Cannot log SparkML model to Unity Catalog due to missing output signature

migq2
New Contributor III

I am training Spark ML model (concretely a SynapseML LightGBM ) in Databricks using mlflow and autolog

When I try to register my model in Unity catalog I get the following error: 

 

MlflowException: Model passed for registration contained a signature that includes only inputs. All models in the Unity Catalog must be logged with a model signature containing both input and output type specifications

 

After some research I found mlflow autologger correctly infers my model input signature but leaves the model output empty, which is needed for registering the model in UC.

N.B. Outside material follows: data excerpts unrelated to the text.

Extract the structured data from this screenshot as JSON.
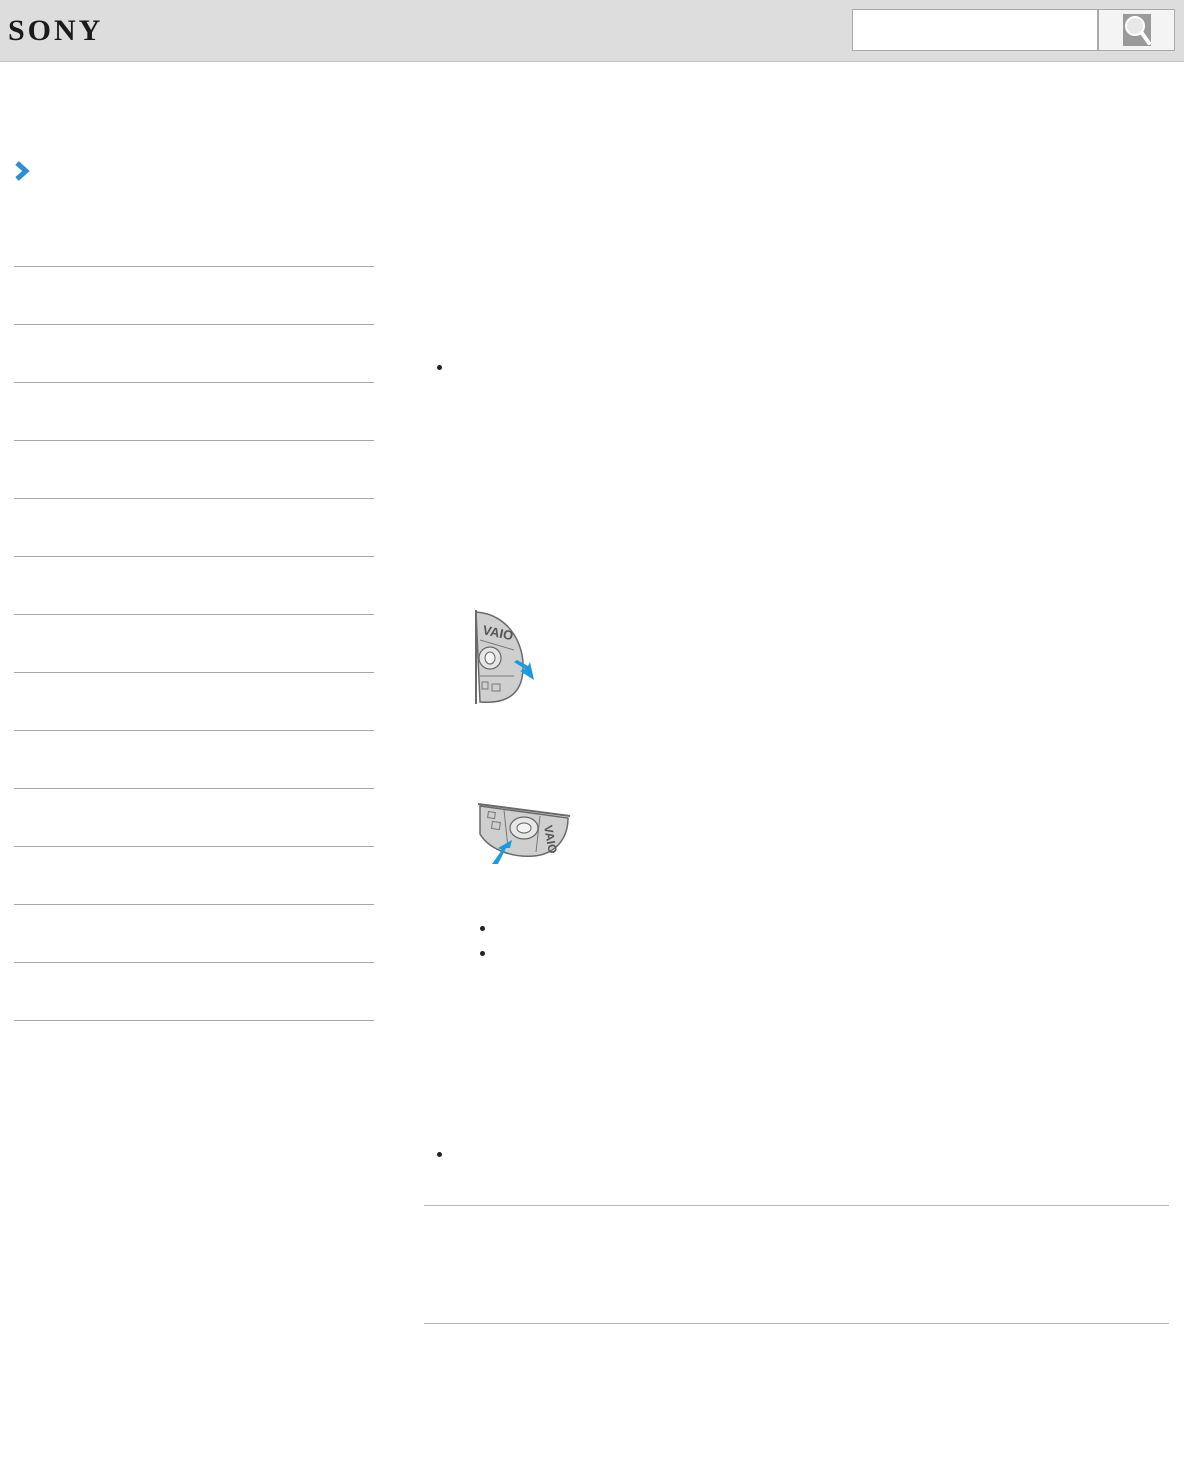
{
  "header": {
    "logo_text": "SONY",
    "search": {
      "placeholder": "",
      "value": ""
    },
    "search_button_icon": "magnifier-icon"
  },
  "sidebar": {
    "expand_icon": "chevron-right-icon",
    "accent_color": "#2a8fd6",
    "items": [
      {
        "label": ""
      },
      {
        "label": ""
      },
      {
        "label": ""
      },
      {
        "label": ""
      },
      {
        "label": ""
      },
      {
        "label": ""
      },
      {
        "label": ""
      },
      {
        "label": ""
      },
      {
        "label": ""
      },
      {
        "label": ""
      },
      {
        "label": ""
      },
      {
        "label": ""
      },
      {
        "label": ""
      }
    ]
  },
  "content": {
    "illustrations": [
      {
        "name": "disc-drive-eject-vertical",
        "logo_text": "VAIO"
      },
      {
        "name": "disc-drive-eject-horizontal",
        "logo_text": "VAIO"
      }
    ],
    "arrow_color": "#1a9ae0"
  }
}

I was able to circumvent this by using the following code to set my signature manually:

 

 

from mlflow.models import ModelSignature
model_uri=f"runs:/{mlflow.active_run().info.run_id}/model"
model_info = mlflow.models.get_model_info(model_uri)

signature_dict = model_info.signature.to_dict()
signature_dict["outputs"] =  '[{"type": "double", "name": "prediction", "required": false}]'

new_signature = ModelSignature.from_dict(signature_dict)
mlflow.models.set_signature(model_uri, new_signature)

 

This seems to work but feels hacky and too manual. Is there a way to make mlflow autologger correctly infer and register the model output signature and avoid this additional manual signature setup?

Has anyone found a more elegant solution?